In your various backorder communications, list the date the item went on backorder, product information, any alternative products, and the date of expected arrival (if known).
5: Create a process for increasing prices as costs rise
Prices are going up on everything these days. When I’m auditing and analyzing a practice’s inventory, I commonly find products that the practice has priced lower than the cost of the item! That means that every time that product is sold, the practice is losing money and essentially paying the client to take home the prescription. Entering markup percentages and utilizing the purchase order function in your practice management software can be a great way to prevent this.

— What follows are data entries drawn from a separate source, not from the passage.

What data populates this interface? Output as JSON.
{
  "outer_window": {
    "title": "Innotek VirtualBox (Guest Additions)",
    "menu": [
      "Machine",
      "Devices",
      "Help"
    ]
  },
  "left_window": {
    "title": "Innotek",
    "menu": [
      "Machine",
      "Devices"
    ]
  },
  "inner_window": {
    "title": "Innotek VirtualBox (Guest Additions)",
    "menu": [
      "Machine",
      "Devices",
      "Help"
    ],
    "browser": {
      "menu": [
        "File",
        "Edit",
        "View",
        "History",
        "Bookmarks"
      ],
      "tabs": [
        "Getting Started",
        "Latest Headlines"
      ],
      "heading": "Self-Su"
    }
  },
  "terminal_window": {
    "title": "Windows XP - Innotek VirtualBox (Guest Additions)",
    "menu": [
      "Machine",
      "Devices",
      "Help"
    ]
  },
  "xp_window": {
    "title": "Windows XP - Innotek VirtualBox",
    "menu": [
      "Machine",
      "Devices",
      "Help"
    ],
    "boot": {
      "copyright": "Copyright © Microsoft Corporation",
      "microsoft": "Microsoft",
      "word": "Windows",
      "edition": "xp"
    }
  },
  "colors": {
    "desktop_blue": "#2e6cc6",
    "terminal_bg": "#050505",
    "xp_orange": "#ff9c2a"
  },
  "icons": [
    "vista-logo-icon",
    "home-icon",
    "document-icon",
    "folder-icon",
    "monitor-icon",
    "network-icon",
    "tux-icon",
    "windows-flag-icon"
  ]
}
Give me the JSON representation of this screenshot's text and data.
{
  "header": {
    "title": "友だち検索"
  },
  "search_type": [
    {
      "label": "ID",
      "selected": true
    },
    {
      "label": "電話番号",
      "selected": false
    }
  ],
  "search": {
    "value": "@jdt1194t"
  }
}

Many practice management systems will automatically increase the price of an item by a specified markup percentage when a purchase order or receipt is received and the system recognizes a higher cost.
Setting up a process for increasing prices as costs go up protects you from losing money. Do you currently have a similar system in your inventory? If not, what could you put in place to capture increases?
Veterinary inventory management can sometimes feel like a daunting task. If you’re feeling overwhelmed about all the projects that need to be done, think about the one that’s most important or will move the needle the most, and focus on that. But, as the saying goes, Rome wasn’t built in a day, and your inventory can’t be fixed that quickly either. Baby steps of progress will add up quickly, though, and soon you’ll have made more progress than you thought possible.